Par ailleurs, les opérateurs traditionnels n’ayant pas encore la capacité de couvrir l’ensemble des zones rurales, font face à la concurrence de Starlink, qui se positionne comme un concurrent de taille puisqu’ offrant une connectivité par satellite couvrant ainsi une vaste étendue du
territoire national.
En outre, malgré les progrès significatifs réalisés par les sociétés de télécommunications dans la fourniture de services Internet, plusieurs interrogations subsistent quant à l’accessibilité du marché et à la qualité des services offerts et bien que les opérateurs mobiles dominent actuellement le secteur, l’arrivée de Starlink pourrait marquer un tournant stratégique. Grâce à son offre de très haut débit via satellite, Starlink se présente comme une solution particulièrement adaptée aux zones enclavées. Son potentiel d’intégration s’inscrit pleinement dans la dynamique des politiques publiques visant la transformation numérique et la digitalisation des services publics (administration, santé, éducation, défense nationale).
En revanche, le coût élevé du matériel requis pourrait constituer un frein potentiel à l’adoption de masse. Sa dépendance à l’électricité, combinée à la surtaxation du secteur des télécommunications, risque d’entraîner une hausse du prix de l’abonnement, compromettant ainsi sa compétitivité, alors même que Starlink
est réputé offrir des tarifs plus abordables que les fournisseurs traditionnels dans les 18 pays africains où il est déjà présent.
Avantages fiscaux
Filiale de SpaceX, Starlink DRC SA est une société commerciale de droit congolais. Ainsi sa domiciliation fiscale est la RDC. Ceci constitue un avantage en ce sens que l’autorisation accordée à Starlink vient agrandir l’assiette fiscale congolaise.

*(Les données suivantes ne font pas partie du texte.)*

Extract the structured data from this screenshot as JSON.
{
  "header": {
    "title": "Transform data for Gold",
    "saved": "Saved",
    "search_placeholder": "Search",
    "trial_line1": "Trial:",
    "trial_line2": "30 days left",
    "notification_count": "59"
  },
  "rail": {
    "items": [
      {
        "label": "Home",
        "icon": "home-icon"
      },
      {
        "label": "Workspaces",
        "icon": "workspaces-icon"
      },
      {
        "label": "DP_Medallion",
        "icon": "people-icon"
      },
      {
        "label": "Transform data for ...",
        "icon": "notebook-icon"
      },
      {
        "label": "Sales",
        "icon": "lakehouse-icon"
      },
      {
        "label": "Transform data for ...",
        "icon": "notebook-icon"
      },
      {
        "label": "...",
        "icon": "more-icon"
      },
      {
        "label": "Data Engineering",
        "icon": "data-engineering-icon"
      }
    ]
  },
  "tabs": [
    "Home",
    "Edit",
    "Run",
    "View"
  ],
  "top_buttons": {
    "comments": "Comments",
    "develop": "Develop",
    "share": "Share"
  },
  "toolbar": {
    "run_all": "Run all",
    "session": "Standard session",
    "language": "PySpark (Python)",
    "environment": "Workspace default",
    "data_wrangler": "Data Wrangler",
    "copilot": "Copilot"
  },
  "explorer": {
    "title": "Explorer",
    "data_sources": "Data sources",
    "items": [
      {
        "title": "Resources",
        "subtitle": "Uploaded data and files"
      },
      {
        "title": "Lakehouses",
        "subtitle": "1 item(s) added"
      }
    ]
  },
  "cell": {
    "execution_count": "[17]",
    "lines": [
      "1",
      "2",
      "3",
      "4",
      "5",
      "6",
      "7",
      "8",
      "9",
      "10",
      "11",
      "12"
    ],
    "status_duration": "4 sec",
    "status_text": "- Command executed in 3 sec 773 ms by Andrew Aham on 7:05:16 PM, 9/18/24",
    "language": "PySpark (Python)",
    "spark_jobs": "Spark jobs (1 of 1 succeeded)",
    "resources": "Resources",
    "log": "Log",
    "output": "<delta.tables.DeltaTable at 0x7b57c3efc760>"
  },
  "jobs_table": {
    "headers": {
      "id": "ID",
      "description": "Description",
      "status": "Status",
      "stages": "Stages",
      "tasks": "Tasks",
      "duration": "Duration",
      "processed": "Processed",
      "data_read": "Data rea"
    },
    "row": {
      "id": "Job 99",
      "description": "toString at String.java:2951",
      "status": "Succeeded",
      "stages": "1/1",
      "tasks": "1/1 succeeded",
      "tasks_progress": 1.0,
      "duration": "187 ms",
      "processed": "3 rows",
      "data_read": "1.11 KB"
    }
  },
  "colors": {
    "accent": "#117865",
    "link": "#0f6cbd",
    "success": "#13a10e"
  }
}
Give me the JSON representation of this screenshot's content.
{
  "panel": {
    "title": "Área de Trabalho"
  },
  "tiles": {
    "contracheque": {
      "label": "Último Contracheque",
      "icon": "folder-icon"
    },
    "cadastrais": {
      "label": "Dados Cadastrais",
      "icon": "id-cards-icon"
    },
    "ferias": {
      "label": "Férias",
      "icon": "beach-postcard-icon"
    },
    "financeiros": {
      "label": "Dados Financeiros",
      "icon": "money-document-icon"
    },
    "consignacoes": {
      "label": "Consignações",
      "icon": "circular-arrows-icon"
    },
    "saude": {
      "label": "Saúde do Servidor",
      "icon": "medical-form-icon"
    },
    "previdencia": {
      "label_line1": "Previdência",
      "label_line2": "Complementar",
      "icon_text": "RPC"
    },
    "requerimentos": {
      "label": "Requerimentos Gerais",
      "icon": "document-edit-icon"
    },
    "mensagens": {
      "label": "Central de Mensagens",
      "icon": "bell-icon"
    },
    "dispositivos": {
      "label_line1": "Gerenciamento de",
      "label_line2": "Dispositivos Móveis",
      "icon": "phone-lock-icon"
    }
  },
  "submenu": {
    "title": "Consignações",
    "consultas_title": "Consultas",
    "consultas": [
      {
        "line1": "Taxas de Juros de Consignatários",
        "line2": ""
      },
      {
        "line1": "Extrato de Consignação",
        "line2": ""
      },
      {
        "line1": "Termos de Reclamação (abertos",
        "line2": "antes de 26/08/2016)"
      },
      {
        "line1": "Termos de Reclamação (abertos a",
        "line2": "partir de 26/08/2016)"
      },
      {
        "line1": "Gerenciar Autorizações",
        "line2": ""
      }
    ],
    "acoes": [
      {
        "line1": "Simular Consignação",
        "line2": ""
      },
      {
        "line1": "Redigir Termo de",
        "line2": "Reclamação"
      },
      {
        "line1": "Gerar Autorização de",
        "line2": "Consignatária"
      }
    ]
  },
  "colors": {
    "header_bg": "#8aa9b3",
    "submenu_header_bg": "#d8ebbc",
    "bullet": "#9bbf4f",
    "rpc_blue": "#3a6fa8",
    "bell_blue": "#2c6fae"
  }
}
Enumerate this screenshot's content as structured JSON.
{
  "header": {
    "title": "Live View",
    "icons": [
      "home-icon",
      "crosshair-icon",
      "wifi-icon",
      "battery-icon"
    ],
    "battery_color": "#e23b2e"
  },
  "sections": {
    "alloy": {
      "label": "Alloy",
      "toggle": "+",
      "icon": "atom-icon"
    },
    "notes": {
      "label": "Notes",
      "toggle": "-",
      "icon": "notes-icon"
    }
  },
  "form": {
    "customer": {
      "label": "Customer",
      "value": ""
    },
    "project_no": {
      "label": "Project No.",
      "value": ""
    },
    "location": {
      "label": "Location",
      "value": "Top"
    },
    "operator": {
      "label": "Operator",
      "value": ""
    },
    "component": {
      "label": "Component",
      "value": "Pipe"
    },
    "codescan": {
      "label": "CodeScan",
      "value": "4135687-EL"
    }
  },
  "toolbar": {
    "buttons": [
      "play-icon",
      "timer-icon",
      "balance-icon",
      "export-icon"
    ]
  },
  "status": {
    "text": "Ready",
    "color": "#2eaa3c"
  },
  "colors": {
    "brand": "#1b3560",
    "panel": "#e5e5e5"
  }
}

En effet, il est clair que ce nouvel investissement contribuera de manière significative à l’élargissement de l’assiette fiscale, d’autant plus que le secteur des télécommunications constitue l’un des principaux leviers de mobilisation des recettes domestiques. Au premier trimestre de l’année en cours, le secteur a enregistré une croissance de 9,9%, contre 7,2% en 2023. Cette progression est principalement attribuable à la diversification et à la multiplication des offres promotionnelles, qui ont stimulé la consommation et accru les revenus. Par conséquent, Starlink DRC SA est assujetti à tous les impôts et taxes imposables aux sociétés commerciales congolaises.
Conclusion
L’autorisation accordée à Starlink DRC SA marque le début d’une nouvelle phase pour l’inclusion numérique en RDC. Grâce à l’intégration de technologies satellitaires, elle contribue à la réduction des barrières d’accessibilité, dynamise l’économie numérique et génère des nouvelles
opportunités fiscales tout en renforçant la compétitivité et la concurrence dans le secteur des télécommunications.